We are delighted to offer Derrick Guild’s remarkable installation Ever After for The Edinburgh Festival 2019.
Derrick Guild creates a cabinet of curiosities for the post-modern, digital world. His rediscovery, or rather for the painter for whom it has never gone away, his repurposing of drawing and oil paint is in the context of a semiotic investigation of culture, art history and enlightenment. Guild is as comfortable constructing objects and vitrines as drawing, making moving images as permanent marks in paint, and sees no barrier in his varied approach, no essential difference between the conceptual and object-based practice.
In Ever After he has looked at the most traditional of Joshua Reynold’s orders: portraiture and forced us to interrogate how we look and so what we learn. He takes the miniature, the small oval format, and provides a detail, not a face – against all expectations and in an installation of many of these miniature details our mind tries to reconstruct a whole.
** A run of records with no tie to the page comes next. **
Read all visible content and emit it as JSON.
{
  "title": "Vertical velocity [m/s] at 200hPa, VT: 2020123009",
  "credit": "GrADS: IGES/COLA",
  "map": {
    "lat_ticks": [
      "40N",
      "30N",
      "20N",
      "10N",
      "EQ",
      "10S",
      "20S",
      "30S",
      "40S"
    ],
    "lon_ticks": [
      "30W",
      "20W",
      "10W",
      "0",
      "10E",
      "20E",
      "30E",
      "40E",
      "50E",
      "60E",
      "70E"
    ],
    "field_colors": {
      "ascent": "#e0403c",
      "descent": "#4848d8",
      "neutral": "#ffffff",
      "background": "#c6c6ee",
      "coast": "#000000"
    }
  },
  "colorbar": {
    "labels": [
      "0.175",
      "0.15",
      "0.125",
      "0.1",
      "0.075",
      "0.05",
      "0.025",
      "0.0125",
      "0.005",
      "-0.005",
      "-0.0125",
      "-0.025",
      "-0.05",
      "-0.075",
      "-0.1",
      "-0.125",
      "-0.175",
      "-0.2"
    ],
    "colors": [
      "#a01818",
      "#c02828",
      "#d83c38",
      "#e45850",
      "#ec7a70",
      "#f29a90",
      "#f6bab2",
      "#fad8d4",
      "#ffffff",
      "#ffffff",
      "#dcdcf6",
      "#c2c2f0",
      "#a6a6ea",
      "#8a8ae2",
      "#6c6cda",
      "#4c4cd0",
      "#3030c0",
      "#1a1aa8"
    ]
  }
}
He has copied portraits by some of history’s most painterly artists: Velásquez, Raeburn and Lely, but as grids of labels, each bearing a detail, or single labels with a partial of the whole: art imitating art concealing art. But he does not deny his own instinct towards beauty and each work has satisfied the need: delicacy, balance and harmony achieved at an exquisite pitch in each work, however disembodied.